Adult Congenital Heart Disease


Not all adults who have congenital heart disease (CHD) will require lifelong treatment. However, for those with CHD issues that need to be treated, options for treatment generally consist of some combination of medications, interventional procedures, and surgery.


If you have CHD, your doctor will likely treat you with a variety of medications.

Medication Type


ACE-inhibitors/angiotensin receptor blockers (ARBs) (Prinivil, Altace, Capoten, Accupril, Vasotec, Avapro, Diovan, Cozaar, Benicar, Edarbi)

To lower blood pressure and help the heart remodel and improve heart function

Antiarrhythmics (Sotalol, Digoxin, Amiodarone)

To treat irregular heartbeats

Anticoagulants (Coumadin, Pradaxa, Xarelto)

To reduce the blood’s ability to clot and decrease the risk for stroke

Antiplatelet agents (Plavix, Brilinta, Effient)

To thin the blood and help prevent and dissolve clots, especially in arteries and stents

Beta-blockers (Lopressor, Coreg, Bystolic, Tenormin, Zebeta)

To lower blood pressure and heart rate, thus reducing oxygen demands on the heart and the incidence of abnormal heart rhythms

Diuretics (Lasix, Diuril)

To help reduce fluid accumulation in your body by increasing fluid loss through urination

Endothelin Receptor Antagonists (Bosentan)

To treat elevated pressure in the lung arteries (pulmonary arterial hypertension) and help relax the blood vessels in the lungs

Phosphodiesterase 5 inhibitors (e.g. sildenafil, tadalafil)

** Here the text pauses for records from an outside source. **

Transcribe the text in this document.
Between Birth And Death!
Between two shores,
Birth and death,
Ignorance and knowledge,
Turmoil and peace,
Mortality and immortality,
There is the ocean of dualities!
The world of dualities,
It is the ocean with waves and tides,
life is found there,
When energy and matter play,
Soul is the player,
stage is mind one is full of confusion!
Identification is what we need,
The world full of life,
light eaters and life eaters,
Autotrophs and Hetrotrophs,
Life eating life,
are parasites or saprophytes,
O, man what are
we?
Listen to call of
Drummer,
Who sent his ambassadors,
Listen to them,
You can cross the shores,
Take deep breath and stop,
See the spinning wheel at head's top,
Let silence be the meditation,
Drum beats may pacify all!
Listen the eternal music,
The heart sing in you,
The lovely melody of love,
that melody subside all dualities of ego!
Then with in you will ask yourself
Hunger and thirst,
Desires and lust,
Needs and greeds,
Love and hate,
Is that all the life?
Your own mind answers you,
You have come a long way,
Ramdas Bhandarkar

To treat elevated pressure in the lung arteries (pulmonary arterial hypertension) and help relax the blood vessels in the lungs, and to treat erectile dysfunction

Interventional procedures

In the past 25 years or so, the treatment of congenital heart disease has been revolutionized by introducing less invasive interventional procedures. During an interventional procedure, an interventional cardiologist inserts a catheter through a small puncture site in the skin and advances it through a blood vessel to the heart. These procedures include the following:

  • Angioplasty and stenting
  • Catheter-based valve implantation
  • Closing holes in the heart
  • Fetal interventions
  • Hybrid interventions
  • Opening narrow valves (valvuloplasty)


Some heart defects require repairs that can only be made through open-heart surgery. Sometimes, repairs can be made in a single surgical procedure. Other times, a series of operations may be needed. It all depends on the type and severity of the heart defect and how sick the person is.

Specialized centers

Because of the increasing numbers of adults living with CHD, specialized centers have been developed around the U.S. and worldwide to provide comprehensive care. At these centers, adults who have CHD are seen by specialists to manage their needs. If you are an adult with CHD, these doctors can not only help you with medical issues but are also trained to discuss other important concerns, such as lifestyle impacts from CHD and additional noncardiac medical issues.